L’Apologétique à la faculté d’Aix

Grâce et encrier …

… est une expression qui vient de l’apologète anglais Gilbert Keith Chesterton (29 mai 1874 – 14 juin 1936), l’un des auteurs dont l’humour et la prose sont parmi les meilleurs que vous pourrez lire, de loin l’un de mes apologètes préférés.

L’une des citations les plus remarquables de Chesterton est celle-ci :

Vous rendez grâce avant les repas.
Très bien.
Mais je rends grâce avant le théâtre et l’opéra,
Et je rends grâce avant les concerts et les marionnettes,
Et je rends grâce avant d’ouvrir un livre,
Et je rends grâce avant de dessiner, de peindre,
avant de nager, de feindre, de boxer, de marcher, de jouer, de danser;
Et je rends grâce avant de tremper la plume dans l’encrier.

Car peindre, écrire, jouer, lire, aller à l’opéra : ce sont ces actions qui font de nous des êtres humains créés à l’image de Dieu. Mais c’est aussi à travers toutes ces actions, et bien d’autres que nous entreprenons,  montre ce qui est dans notre cœur (Matt. 6.21).

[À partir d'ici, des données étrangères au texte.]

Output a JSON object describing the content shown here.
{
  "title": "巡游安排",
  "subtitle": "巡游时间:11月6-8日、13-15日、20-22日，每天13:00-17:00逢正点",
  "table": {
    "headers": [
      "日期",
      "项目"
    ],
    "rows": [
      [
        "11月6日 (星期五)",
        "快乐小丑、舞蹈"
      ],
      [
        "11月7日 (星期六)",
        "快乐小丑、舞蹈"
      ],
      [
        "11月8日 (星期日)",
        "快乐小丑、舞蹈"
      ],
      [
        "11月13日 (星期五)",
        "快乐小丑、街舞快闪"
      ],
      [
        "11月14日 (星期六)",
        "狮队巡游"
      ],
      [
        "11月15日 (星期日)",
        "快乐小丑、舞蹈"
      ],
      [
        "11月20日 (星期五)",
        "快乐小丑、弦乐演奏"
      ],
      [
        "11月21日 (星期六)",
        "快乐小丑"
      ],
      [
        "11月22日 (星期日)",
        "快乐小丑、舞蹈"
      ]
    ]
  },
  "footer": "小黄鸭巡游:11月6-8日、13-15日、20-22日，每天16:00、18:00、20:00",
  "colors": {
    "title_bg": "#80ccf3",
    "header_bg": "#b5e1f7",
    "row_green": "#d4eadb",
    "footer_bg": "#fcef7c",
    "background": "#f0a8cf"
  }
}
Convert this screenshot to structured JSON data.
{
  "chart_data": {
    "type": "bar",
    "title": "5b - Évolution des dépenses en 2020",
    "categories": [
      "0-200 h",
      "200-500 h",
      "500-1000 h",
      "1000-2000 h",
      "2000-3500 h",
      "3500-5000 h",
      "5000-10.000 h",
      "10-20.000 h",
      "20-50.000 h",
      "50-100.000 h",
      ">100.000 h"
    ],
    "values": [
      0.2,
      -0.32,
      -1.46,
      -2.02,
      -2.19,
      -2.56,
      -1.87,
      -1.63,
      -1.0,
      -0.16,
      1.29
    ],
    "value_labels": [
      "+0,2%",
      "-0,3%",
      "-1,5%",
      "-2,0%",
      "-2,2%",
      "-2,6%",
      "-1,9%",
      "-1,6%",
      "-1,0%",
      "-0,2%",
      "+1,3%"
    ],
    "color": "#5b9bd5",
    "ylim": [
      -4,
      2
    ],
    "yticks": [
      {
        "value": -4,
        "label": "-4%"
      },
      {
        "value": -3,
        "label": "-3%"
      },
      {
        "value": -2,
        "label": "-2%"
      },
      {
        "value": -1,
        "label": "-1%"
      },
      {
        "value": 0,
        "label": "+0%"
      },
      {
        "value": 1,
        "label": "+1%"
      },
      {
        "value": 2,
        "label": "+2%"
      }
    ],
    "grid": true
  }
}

La foi par laquelle nous vivons, cette foi qui nourrit notre vie quotidienne de grâce et de compassion, est aussi une foi qui transforme tout ce que nous faisons.

Elle éclaire d’une lumière radieuse les scènes de concert auxquels nous allons ;

elle parfume de charité et de compassion toutes les activités que nous entreprenons ;

elle colore de grâce l’encre avec laquelle nous écrivons.

Ainsi, notre foi se manifeste dans toutes nos activités. L’apologétique, la défense et présentation de notre foi dans tout ce que nous disons et faisons implique une vraie compréhension de qui est Dieu (orthodoxie), une droite attitude dans notre vie (orthopraxie), et de justes émotions (orthopathie).

La conviction de foi, la confession de la seigneurie de Christ, l’espérance que nous proclamons et son royaume de réconciliation déjà inauguré : tout cela est démontré en paroles et en actes dans ces trois éléments orthodoxie, orthopraxie, orthopathie.

Dans la plus simple minute de notre vie, dans le plus ordinaire des évènements qui se découvre à nous, nous pouvons discerner par la foi la présence de Dieu, et nous pouvons alors rendre visible cette foi qui nous ouvre les portes de la seule espérance.

En tout ce que nous faisons, la grâce de Christ ;

en tout ce que nous disons, la compassion de Christ ;

en tout ce que nous pensons, l’amour de Christ.

Car rien de ce que nous sommes ne peut vivre en dehors de celui en qui nous avons tout et pour qui nous sommes tout, lui par qui ont été faites toutes choses et en lequel toutes choses seront amenées à leur restauration future.